Le passage commence par une description détaillée du château de M. le baron de Thunder-ten-tronckh, un domaine qui semble symboliser l’ordre établi de la société aristocratique de la Westphalie. Toutefois, cette présentation du château est saturée d'ironie. Le baron, présenté comme un des plus puissants seigneurs de la région, n’est en réalité puissant que par des détails dérisoires : son château « a une porte et des fenêtres », et la grande salle est ornée d’une simple tapisserie. Ces précisions, loin de renforcer la grandeur de la famille noble, la ridiculisent, en réduisant sa prétendue majesté à des éléments aussi insignifiants. Voltaire suggère par là que l'aristocratie n’est souvent fondée que sur des apparences et des conventions sociales vides, qui masquent un manque réel de substance.
Cette ironie se poursuit avec la description de la baronne, dont le poids (près de 350 livres) est mentionné non seulement comme un détail physique, mais aussi comme un critère de respectabilité et d’importance sociale. Voltaire se moque ici de l'absurdité de la société aristocratique qui accorde de la valeur à des critères superficiels, plutôt qu’à des qualités humaines ou intellectuelles. Le corps massif de la baronne devient une métaphore de la lourdeur et de la vacuité de la noblesse.
Un des personnages les plus significatifs de ce passage est le précepteur Pangloss, figure du philosophe optimiste. Son rôle dans la maison du baron est central, car il incarne la pensée dominante de l’époque, qui justifie toutes les injustices et absurdités par une logique téléologique. La philosophie de Pangloss est un mélange de métaphysique et de théologie, qu’il désigne comme métaphysico-théologo-cosmolonigologie, une dénomination comique et absurde qui aligne la pensée rationnelle avec des idées faussement scientifiques et prétentieuses. Pangloss prêche que « tout est pour le mieux dans le meilleur des mondes possibles », une idée qui, sous couvert de sagesse, dissimule un manque de critique de la réalité et du malheur humain.

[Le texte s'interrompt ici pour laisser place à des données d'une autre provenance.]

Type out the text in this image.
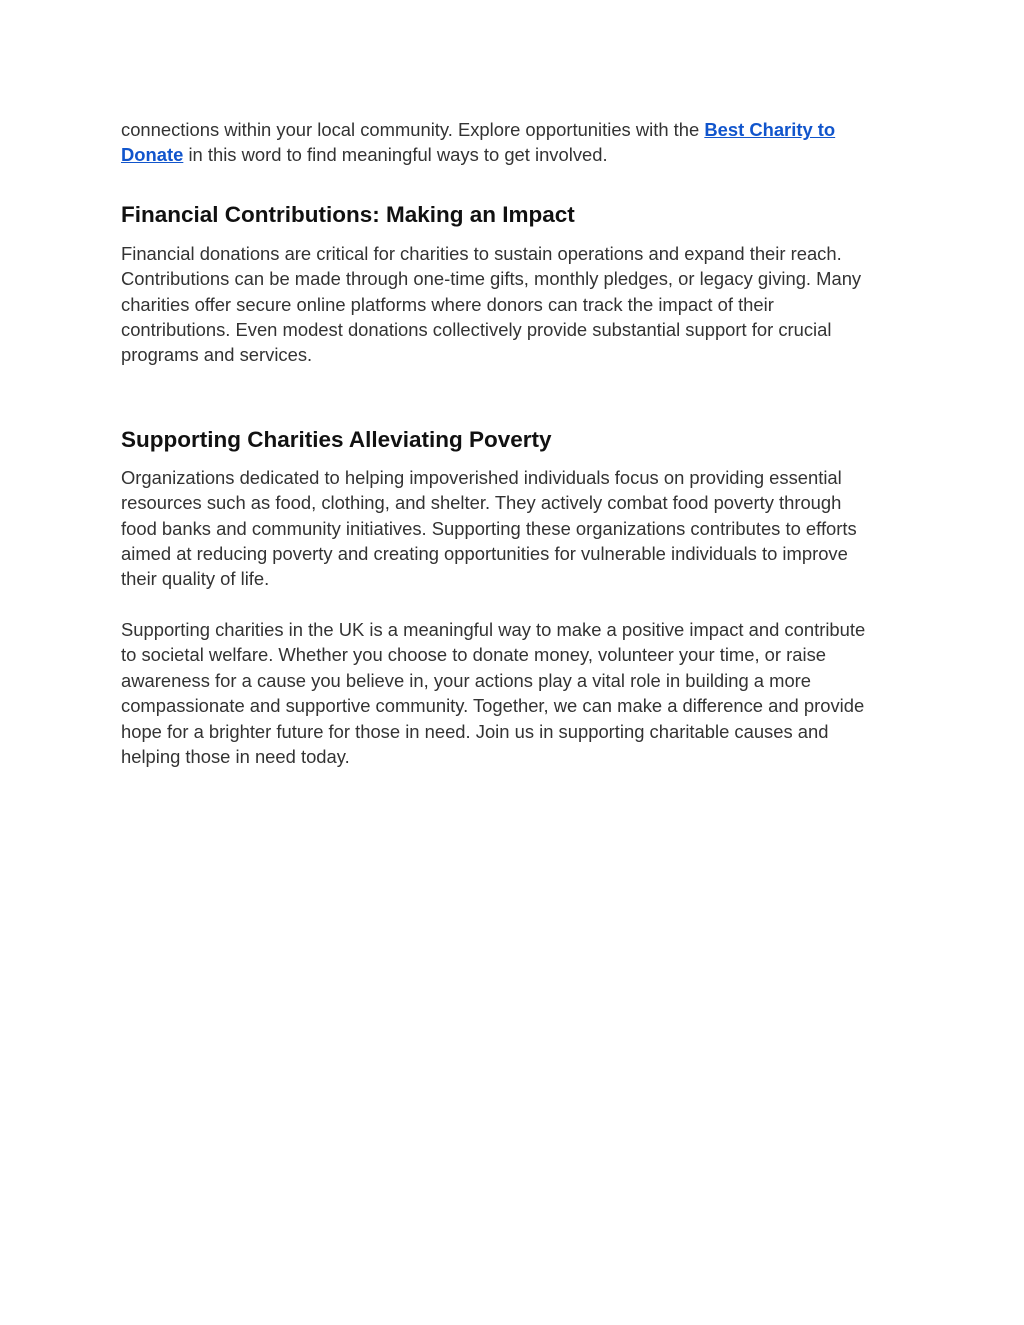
connections within your local community. Explore opportunities with the Best Charity to
Donate in this word to find meaningful ways to get involved.

Financial Contributions: Making an Impact

Financial donations are critical for charities to sustain operations and expand their reach.
Contributions can be made through one-time gifts, monthly pledges, or legacy giving. Many
charities offer secure online platforms where donors can track the impact of their
contributions. Even modest donations collectively provide substantial support for crucial
programs and services.

Supporting Charities Alleviating Poverty

Organizations dedicated to helping impoverished individuals focus on providing essential
resources such as food, clothing, and shelter. They actively combat food poverty through
food banks and community initiatives. Supporting these organizations contributes to efforts
aimed at reducing poverty and creating opportunities for vulnerable individuals to improve
their quality of life.

Supporting charities in the UK is a meaningful way to make a positive impact and contribute
to societal welfare. Whether you choose to donate money, volunteer your time, or raise
awareness for a cause you believe in, your actions play a vital role in building a more
compassionate and supportive community. Together, we can make a difference and provide
hope for a brighter future for those in need. Join us in supporting charitable causes and
helping those in need today.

Les exemples qu’il donne sont frappants de ridiculité : « les nez ont été faits pour porter des lunettes » ou « les jambes sont visiblement instituées pour être chaussées ». Par ces images absurdes, Voltaire fait la satire d’un optimisme aveugle et déconnecté des réalités du monde. Pangloss, en cherchant à prouver que chaque détail du monde a une justification rationnelle, tombe dans le ridicule en utilisant des exemples insignifiants, comme le fait de manger du porc toute l’année sous prétexte que « les cochons sont faits pour être mangés ». Cette logique fallacieuse devient une critique directe des doctrines philosophiques qui prétendent expliquer les inégalités et les malheurs par des principes immuables et irrationnels.
Candide, le protagoniste de l’œuvre, est un jeune homme innocent, influencé par l'enseignement de Pangloss. Sa simplicité d’esprit et son caractère droit font de lui un personnage foncièrement pur, mais aussi naïf. Le fait qu'il croie aux propos de Pangloss, sans jamais remettre en question ce qu'on lui enseigne, montre sa crédulité, mais aussi son manque de distance par rapport à la société et à la pensée philosophique qui l'entourent.
Sa vision du bonheur, notamment celle d’être près de Cunégonde, incarne la beauté simple et innocente des désirs humains. Candide trouve que son bonheur réside dans quatre éléments : être né baron de Thunder-ten-tronckh, être proche de Cunégonde, la voir tous les jours, et écouter Pangloss. Cette vision du bonheur, en apparence simple et pure, est également satirique : elle est fondée sur des critères extérieurs et matériels, comme le statut social ou la beauté physique de Cunégonde. Ce point souligne la critique de Voltaire envers une vision du bonheur fondée uniquement sur des apparences superficielles, comme l’adoration aveugle des classes privilégiées et des attributs physiques.
En conclusion, ce premier chapitre de Candide met en place les fondations d'une satire sociale et philosophique qui va se déployer tout au long du récit. Par l'ironie mordante, Voltaire critique non seulement la noblesse et ses valeurs superficielles, mais aussi la philosophie optimiste qui cherche à justifier le malheur et l'injustice du monde. À travers le personnage naïf de Candide, qui croit aveuglément en tout ce qu’on lui enseigne, Voltaire invite le lecteur à réfléchir sur la nature de la vérité et du bonheur. L’ironie constante, les personnages ridicules et les situations absurdes qui se succèdent dans cet extrait amorcent la critique d’une société qui ne parvient pas à comprendre la souffrance humaine et préfère se réfugier dans des explications illusoires.